L’insémination, clé de voûte de l’amélioration du troupeau
Pour la monte naturelle, Victor possède une dizaine de béliers. Il a opté pour la lutte en lots, c’est-à-dire qu’il isole un bélier avec 20 brebis au maximum. Ainsi, il connaît la paternité de l’agneau, qui pourra ensuite être sélectionné puis vendu en tant que reproducteur. « L’insémination m’intéresse particulièrement car elle offre la possibilité de produire des animaux de race avec des caractéristiques recherchées et spécifiques », précise Victor.

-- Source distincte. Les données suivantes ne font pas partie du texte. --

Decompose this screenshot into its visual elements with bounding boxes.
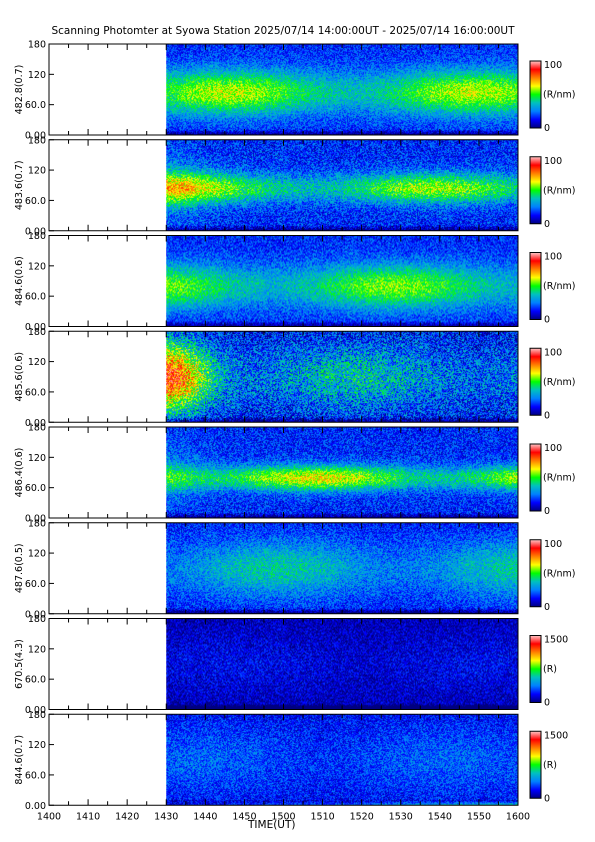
chart-title: Scanning Photomter at Syowa Station 2025… xyxy=(51,25,515,37)
y-tick-label: 180 xyxy=(28,614,46,625)
colorbar-min-label: 0 xyxy=(544,602,550,613)
x-tick-label: 1410 xyxy=(76,811,100,822)
x-tick-label: 1420 xyxy=(115,811,139,822)
y-tick-label: 0.00 xyxy=(25,609,46,620)
x-tick-label: 1510 xyxy=(310,811,334,822)
y-tick-label: 120 xyxy=(28,740,46,751)
y-tick-label: 60.0 xyxy=(25,675,46,686)
colorbar-min-label: 0 xyxy=(544,506,550,517)
x-tick-label: 1520 xyxy=(350,811,374,822)
y-tick-label: 60.0 xyxy=(25,100,46,111)
colorbar-max-label: 100 xyxy=(544,539,562,550)
heatmap-image-7 xyxy=(166,714,518,806)
x-tick-label: 1550 xyxy=(467,811,491,822)
y-tick-label: 60.0 xyxy=(25,196,46,207)
heatmap-image-0 xyxy=(166,44,518,135)
y-tick-label: 180 xyxy=(28,518,46,529)
x-tick-label: 1500 xyxy=(271,811,295,822)
x-tick-label: 1430 xyxy=(154,811,178,822)
colorbar-min-label: 0 xyxy=(544,793,550,804)
colorbar-unit-label: (R/nm) xyxy=(543,90,576,101)
y-tick-label: 0.00 xyxy=(25,418,46,429)
y-tick-label: 120 xyxy=(28,549,46,560)
heatmap-image-3 xyxy=(166,331,518,423)
colorbar-unit-label: (R/nm) xyxy=(543,473,576,484)
colorbar-max-label: 100 xyxy=(544,60,562,71)
x-tick-label: 1600 xyxy=(506,811,530,822)
y-tick-label: 60.0 xyxy=(25,292,46,303)
y-tick-label: 0.00 xyxy=(25,131,46,142)
colorbar-unit-label: (R/nm) xyxy=(543,185,576,196)
y-tick-label: 60.0 xyxy=(25,483,46,494)
x-tick-label: 1540 xyxy=(428,811,452,822)
y-tick-label: 120 xyxy=(28,644,46,655)
y-tick-label: 120 xyxy=(28,261,46,272)
y-tick-label: 120 xyxy=(28,453,46,464)
panel-label: 482.8(0.7) xyxy=(14,65,25,115)
y-tick-label: 180 xyxy=(28,40,46,51)
colorbar-max-label: 100 xyxy=(544,443,562,454)
y-tick-label: 0.00 xyxy=(25,514,46,525)
y-tick-label: 0.00 xyxy=(25,801,46,812)
colorbar-0 xyxy=(529,60,542,129)
x-tick-label: 1530 xyxy=(389,811,413,822)
colorbar-3 xyxy=(529,347,542,416)
y-tick-label: 120 xyxy=(28,166,46,177)
colorbar-4 xyxy=(529,443,542,512)
x-tick-label: 1450 xyxy=(232,811,256,822)
y-tick-label: 180 xyxy=(28,423,46,434)
colorbar-min-label: 0 xyxy=(544,123,550,134)
colorbar-max-label: 100 xyxy=(544,347,562,358)
colorbar-min-label: 0 xyxy=(544,410,550,421)
x-tick-label: 1440 xyxy=(193,811,217,822)
heatmap-image-4 xyxy=(166,427,518,518)
colorbar-min-label: 0 xyxy=(544,698,550,709)
panel-label: 484.6(0.6) xyxy=(14,256,25,306)
heatmap-image-6 xyxy=(166,618,518,710)
colorbar-min-label: 0 xyxy=(544,315,550,326)
y-tick-label: 180 xyxy=(28,135,46,146)
panel-label: 486.4(0.6) xyxy=(14,448,25,498)
y-tick-label: 60.0 xyxy=(25,770,46,781)
colorbar-max-label: 100 xyxy=(544,156,562,167)
heatmap-image-2 xyxy=(166,235,518,327)
x-tick-label: 1400 xyxy=(37,811,61,822)
colorbar-unit-label: (R/nm) xyxy=(543,281,576,292)
colorbar-unit-label: (R/nm) xyxy=(543,377,576,388)
colorbar-2 xyxy=(529,252,542,320)
y-tick-label: 60.0 xyxy=(25,387,46,398)
y-tick-label: 180 xyxy=(28,327,46,338)
colorbar-6 xyxy=(529,635,542,703)
y-tick-label: 120 xyxy=(28,70,46,81)
colorbar-max-label: 1500 xyxy=(544,730,568,741)
colorbar-min-label: 0 xyxy=(544,219,550,230)
colorbar-7 xyxy=(529,730,542,799)
y-tick-label: 120 xyxy=(28,357,46,368)
y-tick-label: 0.00 xyxy=(25,226,46,237)
y-tick-label: 180 xyxy=(28,231,46,242)
colorbar-5 xyxy=(529,539,542,608)
y-tick-label: 0.00 xyxy=(25,705,46,716)
colorbar-max-label: 1500 xyxy=(544,635,568,646)
colorbar-unit-label: (R/nm) xyxy=(543,568,576,579)
y-tick-label: 60.0 xyxy=(25,579,46,590)
panel-label: 670.5(4.3) xyxy=(14,639,25,689)
panel-label: 487.6(0.5) xyxy=(14,543,25,593)
panel-label: 485.6(0.6) xyxy=(14,352,25,402)
colorbar-max-label: 100 xyxy=(544,252,562,263)
x-axis-label: TIME(UT) xyxy=(248,819,296,831)
y-tick-label: 180 xyxy=(28,710,46,721)
panel-label: 844.6(0.7) xyxy=(14,735,25,785)
colorbar-unit-label: (R) xyxy=(543,664,557,675)
y-tick-label: 0.00 xyxy=(25,322,46,333)
colorbar-1 xyxy=(529,156,542,225)
panel-label: 483.6(0.7) xyxy=(14,160,25,210)
colorbar-unit-label: (R) xyxy=(543,760,557,771)
heatmap-image-1 xyxy=(166,139,518,231)
heatmap-image-5 xyxy=(166,522,518,614)
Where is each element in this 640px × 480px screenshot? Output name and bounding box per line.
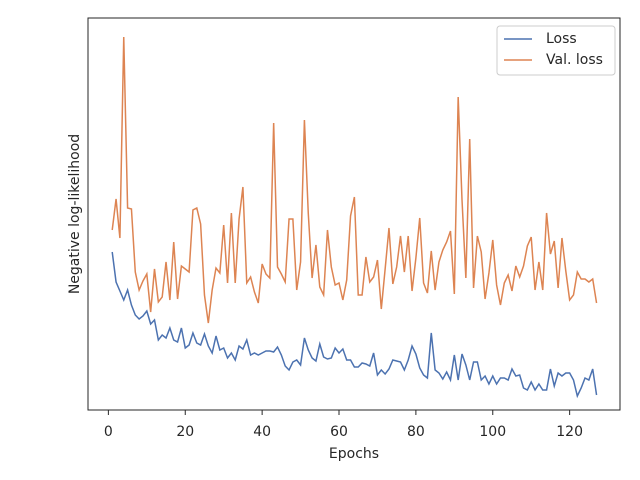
x-axis-label: Epochs xyxy=(329,446,379,462)
x-tick-label: 80 xyxy=(407,424,425,440)
y-axis-label: Negative log-likelihood xyxy=(67,134,83,294)
legend-label: Val. loss xyxy=(546,52,603,68)
x-tick-label: 40 xyxy=(253,424,271,440)
x-tick-label: 60 xyxy=(330,424,348,440)
series-line xyxy=(111,36,598,324)
plot-frame xyxy=(87,17,621,411)
series-line xyxy=(111,251,598,399)
x-tick-label: 100 xyxy=(479,424,506,440)
x-tick-label: 120 xyxy=(556,424,583,440)
legend-label: Loss xyxy=(546,31,577,47)
x-tick-label: 0 xyxy=(104,424,113,440)
x-tick-label: 20 xyxy=(176,424,194,440)
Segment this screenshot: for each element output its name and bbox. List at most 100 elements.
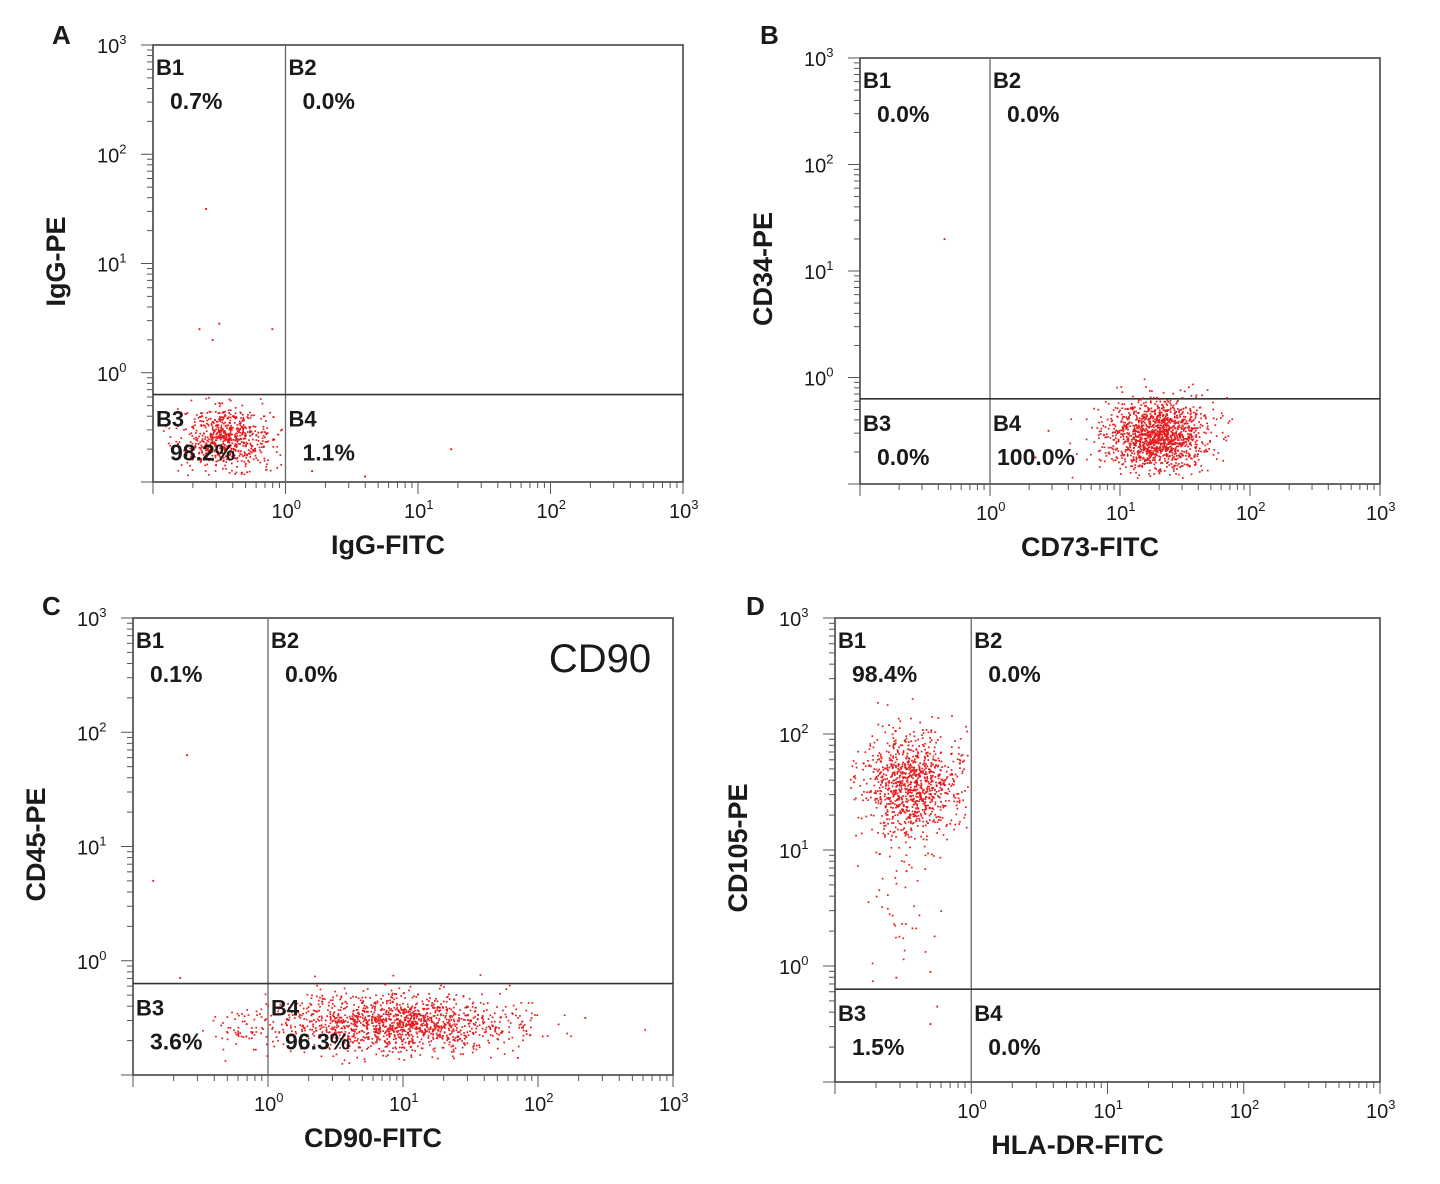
data-point — [228, 412, 230, 414]
data-point — [1107, 427, 1110, 430]
data-point — [928, 797, 930, 800]
data-point — [420, 1020, 422, 1022]
data-point — [258, 446, 261, 449]
data-point — [911, 744, 914, 747]
x-tick-label: 103 — [1366, 499, 1395, 525]
data-point — [373, 1031, 375, 1033]
data-point — [1181, 419, 1184, 421]
data-point — [228, 439, 230, 442]
data-point — [1119, 467, 1122, 470]
data-point — [244, 434, 246, 437]
data-point — [333, 1035, 335, 1037]
data-point — [201, 451, 203, 454]
data-point — [915, 784, 918, 786]
data-point — [1161, 462, 1164, 464]
data-point — [211, 438, 214, 440]
data-point — [915, 775, 917, 777]
data-point — [938, 760, 941, 762]
data-point — [875, 776, 877, 779]
data-point — [1172, 443, 1175, 446]
data-point — [929, 741, 932, 743]
data-point — [433, 1024, 436, 1027]
data-point — [1158, 437, 1160, 440]
data-point — [884, 787, 887, 790]
data-point — [885, 767, 887, 770]
data-point — [905, 737, 908, 740]
data-point — [1190, 435, 1193, 437]
data-point — [219, 420, 222, 423]
data-point — [861, 794, 863, 796]
data-point — [218, 412, 221, 414]
data-point — [1120, 421, 1122, 423]
data-point — [925, 752, 928, 755]
data-point — [1181, 419, 1183, 422]
data-point — [1150, 401, 1152, 404]
data-point — [221, 436, 224, 439]
data-point — [937, 717, 940, 719]
data-point — [1135, 458, 1138, 461]
data-point — [280, 463, 282, 466]
data-point — [217, 450, 220, 453]
data-point — [865, 782, 868, 785]
data-point — [1178, 433, 1180, 436]
data-point — [221, 1037, 224, 1040]
data-point — [1129, 450, 1132, 452]
data-point — [1139, 407, 1142, 410]
data-point — [1128, 448, 1130, 451]
data-point — [332, 1027, 335, 1030]
data-point — [910, 822, 912, 824]
data-point — [1142, 456, 1145, 459]
data-point — [244, 426, 246, 428]
data-point — [1127, 418, 1129, 421]
data-point — [905, 870, 908, 872]
data-point — [402, 1024, 405, 1026]
data-point — [375, 1027, 378, 1030]
x-axis-label: IgG-FITC — [331, 530, 445, 560]
data-point — [888, 818, 891, 821]
data-point — [233, 416, 235, 418]
data-point — [1156, 418, 1158, 421]
data-point — [286, 1010, 289, 1012]
data-point — [909, 783, 912, 786]
data-point — [522, 1039, 524, 1042]
data-point — [359, 1039, 362, 1042]
data-point — [1151, 459, 1154, 462]
data-point — [1139, 438, 1142, 440]
data-point — [1153, 420, 1156, 423]
data-point — [246, 1009, 248, 1011]
data-point — [1189, 454, 1191, 457]
panel-letter: A — [52, 20, 71, 50]
data-point — [1164, 417, 1166, 419]
data-point — [390, 1008, 392, 1010]
data-point — [363, 1010, 366, 1012]
data-point — [896, 773, 899, 775]
data-point — [200, 449, 203, 452]
data-point — [254, 454, 257, 457]
data-point — [890, 806, 892, 809]
data-point — [383, 1008, 385, 1011]
data-point — [422, 1016, 425, 1018]
data-point — [397, 1018, 399, 1020]
data-point — [457, 1035, 460, 1038]
data-point — [1164, 424, 1167, 427]
data-point — [399, 1036, 401, 1039]
data-point — [901, 782, 904, 784]
data-point — [494, 1030, 497, 1033]
data-point — [388, 1042, 391, 1045]
data-point — [272, 1021, 275, 1023]
data-point — [1151, 410, 1154, 413]
data-point — [398, 1022, 401, 1025]
data-point — [234, 434, 236, 437]
data-point — [1130, 454, 1132, 457]
data-point — [1143, 416, 1146, 418]
data-point — [525, 1030, 528, 1033]
data-point — [250, 1031, 253, 1033]
data-point — [191, 435, 194, 437]
data-point — [264, 431, 266, 433]
data-point — [434, 1047, 436, 1050]
data-point — [255, 1010, 258, 1013]
data-point — [920, 784, 923, 786]
data-point — [444, 1024, 447, 1026]
data-point — [195, 442, 197, 445]
data-point — [1167, 428, 1170, 430]
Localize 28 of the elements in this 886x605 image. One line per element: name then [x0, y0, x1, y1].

Pour se former, il participe à des concours, l’occasion pour lui de rencontrer d’autres éleveurs et de se confronter à leurs pratiques. « Chacun affectionne un ‘profil type’ d’animaux qui diffère selon les régions, constate-t-il. La rencontre avec d’autres éleveurs m’apprend à comprendre les critères recherchés pour être primés. »
Régulièrement, Victor Maman a des demandes pour faire pâturer ses brebis dans des parcelles agricoles ou viticoles. Il ne prend pas encore le temps de s’y consacrer, faute de temps, parce qu’il faut prévoir le transport des animaux, la pose puis la dépose de clôtures.
Pour le moment, ses brebis pâturent dans les couverts d’un voisin, ce qui laisse aux prairies le temps de se recharger. Le partenariat est gagnant-gagnant : les brebis se nourrissent et, en contrepartie, elles broient puis fertilisent la culture. Pour Victor Maman, l’écopâturage représente un véritable sujet d’avenir.